Wednesday 2 May 2007

NEW feature - central list of RSS feeds

As we hope you already know, Matchpeg makes a very large number of RSS feeds available. For example:
  • Feed of all your pending meetings
  • Feed of all your incomplete action points
  • Feed of all your pending brainstorming sessions
  • Feed of all your current workflow items
  • ...Plus individual feeds for each meeting, workflow item, and brainstorming session
However, no web browser has quite cracked the issue of advertising feed-availability to people. Therefore, in order to make them more prominent and better-known, we've added a central list of the main feeds. This is accessible using the new "RSS feeds" link on the right of the Dashboard.

(If you have no idea what RSS is what are you doing reading a blog? we suggest that you read a generic introduction to the subject, such as the one published by the BBC. All Matchpeg's feeds can be added to places such as a Google home page.)

Tuesday 1 May 2007

NEW feature - full help file

Matchpeg's context-sensitive help file is now complete - i.e. full documentation of the system in addition to the Getting Started guides, the brief help text displayed on each screen (e.g. at the top of boxes), and all the various tooltips.

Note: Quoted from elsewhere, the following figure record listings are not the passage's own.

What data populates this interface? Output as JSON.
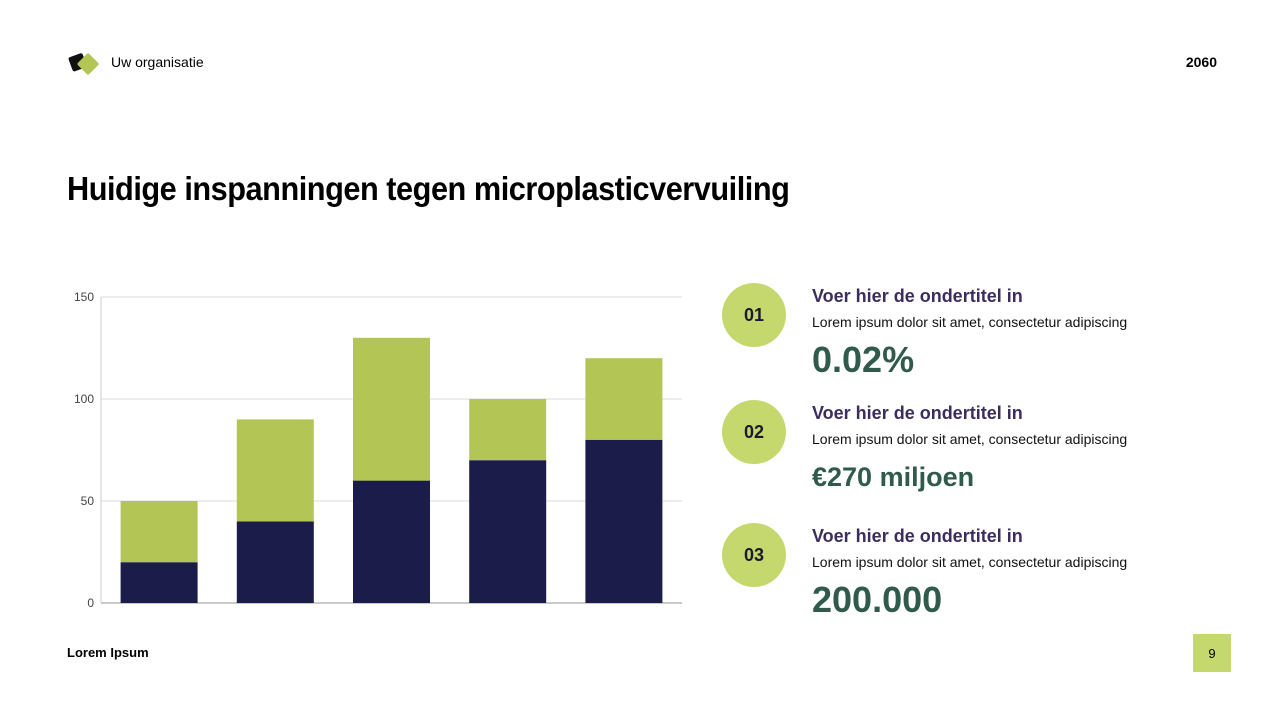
{
  "header": {
    "organization": "Uw organisatie",
    "year": "2060"
  },
  "title": "Huidige inspanningen tegen microplasticvervuiling",
  "colors": {
    "accent": "#c5d86d",
    "series_dark": "#1c1c4a",
    "series_green": "#b3c555",
    "value_text": "#2f5a4c"
  },
  "chart_data": {
    "type": "bar",
    "stacked": true,
    "categories": [
      "",
      "",
      "",
      "",
      ""
    ],
    "series": [
      {
        "values": [
          20,
          40,
          60,
          70,
          80
        ],
        "color": "#1c1c4a"
      },
      {
        "values": [
          30,
          50,
          70,
          30,
          40
        ],
        "color": "#b3c555"
      }
    ],
    "ylim": [
      0,
      150
    ],
    "yticks": [
      "0",
      "50",
      "100",
      "150"
    ],
    "grid": true,
    "legend": "none"
  },
  "items": [
    {
      "number": "01",
      "subtitle": "Voer hier de ondertitel in",
      "text": "Lorem ipsum dolor sit amet, consectetur adipiscing",
      "value": "0.02%"
    },
    {
      "number": "02",
      "subtitle": "Voer hier de ondertitel in",
      "text": "Lorem ipsum dolor sit amet, consectetur adipiscing",
      "value": "€270 miljoen"
    },
    {
      "number": "03",
      "subtitle": "Voer hier de ondertitel in",
      "text": "Lorem ipsum dolor sit amet, consectetur adipiscing",
      "value": "200.000"
    }
  ],
  "footer": {
    "text": "Lorem Ipsum",
    "page_number": "9"
  }
}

Now that the help file is complete, help on each page can be viewed in either or two ways:


  • Click on the new help icon in the top right of each page

  • Or just press F1

The "Help" link in the "Help and support" section on the Dashboard continues to link to the first page of the help file.

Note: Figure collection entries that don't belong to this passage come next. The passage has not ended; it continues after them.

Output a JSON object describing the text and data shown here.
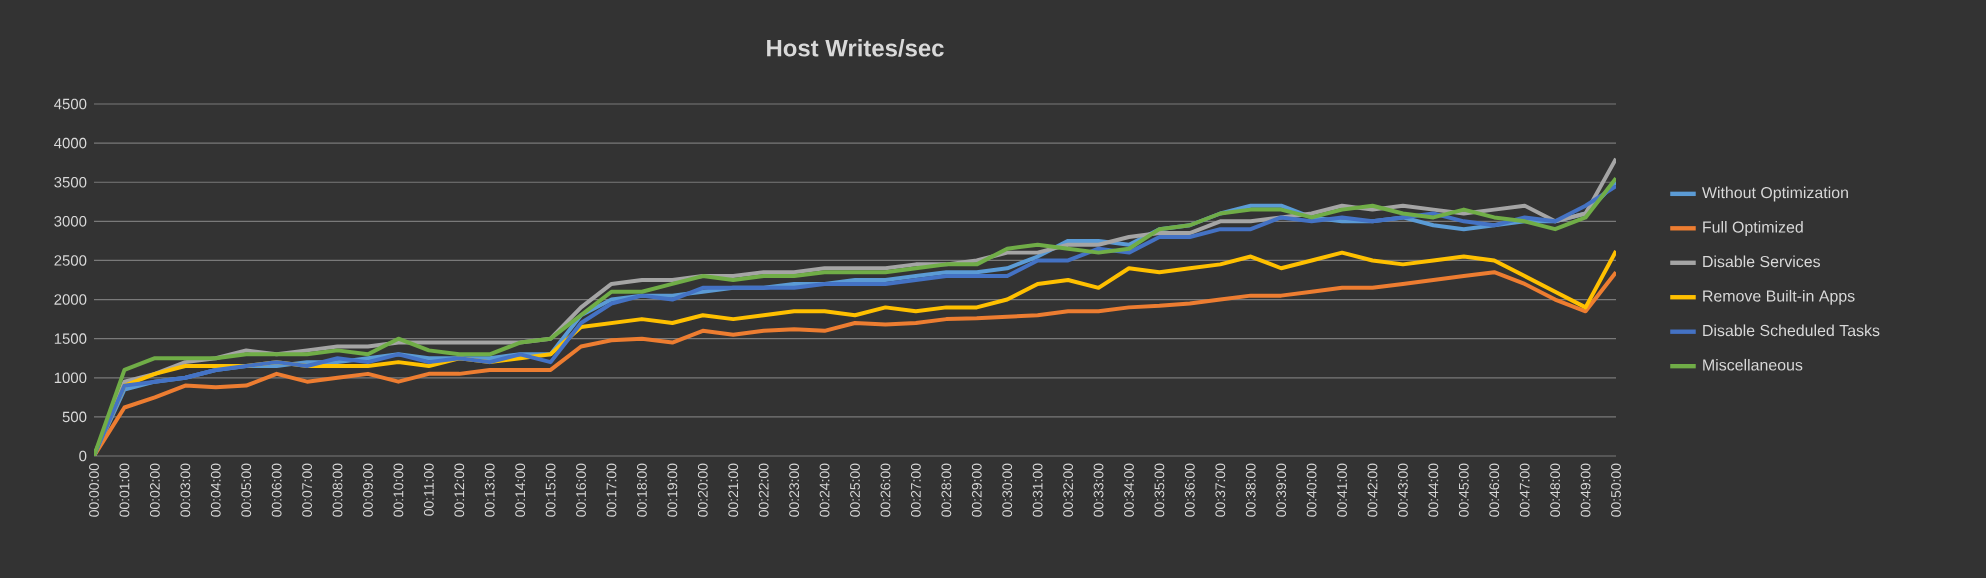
{
  "chart_data": {
    "type": "line",
    "title": "Host Writes/sec",
    "categories": [
      "00:00:00",
      "00:01:00",
      "00:02:00",
      "00:03:00",
      "00:04:00",
      "00:05:00",
      "00:06:00",
      "00:07:00",
      "00:08:00",
      "00:09:00",
      "00:10:00",
      "00:11:00",
      "00:12:00",
      "00:13:00",
      "00:14:00",
      "00:15:00",
      "00:16:00",
      "00:17:00",
      "00:18:00",
      "00:19:00",
      "00:20:00",
      "00:21:00",
      "00:22:00",
      "00:23:00",
      "00:24:00",
      "00:25:00",
      "00:26:00",
      "00:27:00",
      "00:28:00",
      "00:29:00",
      "00:30:00",
      "00:31:00",
      "00:32:00",
      "00:33:00",
      "00:34:00",
      "00:35:00",
      "00:36:00",
      "00:37:00",
      "00:38:00",
      "00:39:00",
      "00:40:00",
      "00:41:00",
      "00:42:00",
      "00:43:00",
      "00:44:00",
      "00:45:00",
      "00:46:00",
      "00:47:00",
      "00:48:00",
      "00:49:00",
      "00:50:00"
    ],
    "series": [
      {
        "name": "Without Optimization",
        "color": "#5b9bd5",
        "values": [
          0,
          850,
          950,
          1000,
          1100,
          1150,
          1150,
          1200,
          1200,
          1250,
          1300,
          1250,
          1250,
          1250,
          1300,
          1300,
          1800,
          2000,
          2050,
          2050,
          2100,
          2150,
          2150,
          2200,
          2200,
          2250,
          2250,
          2300,
          2350,
          2350,
          2400,
          2550,
          2750,
          2750,
          2700,
          2900,
          2950,
          3100,
          3200,
          3200,
          3050,
          3000,
          3000,
          3050,
          2950,
          2900,
          2950,
          3000,
          3000,
          3100,
          3500
        ]
      },
      {
        "name": "Full Optimized",
        "color": "#ed7d31",
        "values": [
          0,
          620,
          750,
          900,
          880,
          900,
          1050,
          950,
          1000,
          1050,
          950,
          1050,
          1050,
          1100,
          1100,
          1100,
          1400,
          1480,
          1500,
          1450,
          1600,
          1550,
          1600,
          1620,
          1600,
          1700,
          1680,
          1700,
          1750,
          1760,
          1780,
          1800,
          1850,
          1850,
          1900,
          1920,
          1950,
          2000,
          2050,
          2050,
          2100,
          2150,
          2150,
          2200,
          2250,
          2300,
          2350,
          2200,
          2000,
          1850,
          2350
        ]
      },
      {
        "name": "Disable Services",
        "color": "#a5a5a5",
        "values": [
          0,
          950,
          1050,
          1200,
          1250,
          1350,
          1300,
          1350,
          1400,
          1400,
          1450,
          1450,
          1450,
          1450,
          1450,
          1500,
          1900,
          2200,
          2250,
          2250,
          2300,
          2300,
          2350,
          2350,
          2400,
          2400,
          2400,
          2450,
          2450,
          2500,
          2600,
          2600,
          2700,
          2700,
          2800,
          2850,
          2850,
          3000,
          3000,
          3050,
          3100,
          3200,
          3150,
          3200,
          3150,
          3100,
          3150,
          3200,
          3000,
          3100,
          3800
        ]
      },
      {
        "name": "Remove Built-in Apps",
        "color": "#ffc000",
        "values": [
          0,
          900,
          1050,
          1150,
          1150,
          1150,
          1200,
          1150,
          1150,
          1150,
          1200,
          1150,
          1250,
          1200,
          1250,
          1300,
          1650,
          1700,
          1750,
          1700,
          1800,
          1750,
          1800,
          1850,
          1850,
          1800,
          1900,
          1850,
          1900,
          1900,
          2000,
          2200,
          2250,
          2150,
          2400,
          2350,
          2400,
          2450,
          2550,
          2400,
          2500,
          2600,
          2500,
          2450,
          2500,
          2550,
          2500,
          2300,
          2100,
          1900,
          2620
        ]
      },
      {
        "name": "Disable Scheduled Tasks",
        "color": "#4472c4",
        "values": [
          0,
          900,
          950,
          1000,
          1100,
          1150,
          1200,
          1150,
          1250,
          1200,
          1300,
          1200,
          1250,
          1200,
          1300,
          1200,
          1700,
          1950,
          2050,
          2000,
          2150,
          2150,
          2150,
          2150,
          2200,
          2200,
          2200,
          2250,
          2300,
          2300,
          2300,
          2500,
          2500,
          2650,
          2600,
          2800,
          2800,
          2900,
          2900,
          3050,
          3000,
          3050,
          3000,
          3050,
          3100,
          3000,
          2950,
          3050,
          3000,
          3200,
          3450
        ]
      },
      {
        "name": "Miscellaneous",
        "color": "#70ad47",
        "values": [
          0,
          1100,
          1250,
          1250,
          1250,
          1300,
          1300,
          1300,
          1350,
          1300,
          1500,
          1350,
          1300,
          1300,
          1450,
          1500,
          1800,
          2100,
          2100,
          2200,
          2300,
          2250,
          2300,
          2300,
          2350,
          2350,
          2350,
          2400,
          2450,
          2450,
          2650,
          2700,
          2650,
          2600,
          2650,
          2900,
          2950,
          3100,
          3150,
          3150,
          3050,
          3150,
          3200,
          3100,
          3050,
          3150,
          3050,
          3000,
          2900,
          3050,
          3550
        ]
      }
    ],
    "ylim": [
      0,
      4500
    ],
    "yticks": [
      0,
      500,
      1000,
      1500,
      2000,
      2500,
      3000,
      3500,
      4000,
      4500
    ],
    "grid": "y",
    "legend": "right",
    "marker": "none",
    "line_style": "solid"
  }
}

We recommend that everyone - though particularly new users - reads the "hints and tips" section of the help file. Almost everyone will already know 80% of the information in this, but it will be a different 80% for each person, and the remaining 20% may well turn out to be valuable information.

Introducing the Matchpeg Introducer scheme

Big drum roll for the launch of... the Matchpeg Introducer scheme.

The basis for this is simple, and it's worked really well in our previous ventures: word-of-mouth recommendations are much more effective and much cheaper than any other form of marketing, and anyone who recommends us to their friends and colleagues deserves a share of the proceeds.
  • You sign up as an introducer.
  • You put a link to Matchpeg on your website/blog.
  • People sign up with Matchpeg after coming to us via your link.
  • We pay you commission whenever your referrals spend money with us.

We also provide other kinds of marketing support such as e-mail templates which you can use when contacting your friends and colleagues about Matchpeg.

You can even introduce other introducers: if someone becomes an introducer themselves after coming to Matchpeg via you, then you can earn extra commission on their referrals. (No, this is not a Ponzi scheme. Payments to introducers don't come from payments by other introducers. Registration as an introducer is free.)

Thursday 26 April 2007

Welcome to Matchpeg

Welcome to Matchpeg, the site for relieving business frustrations and delivering results.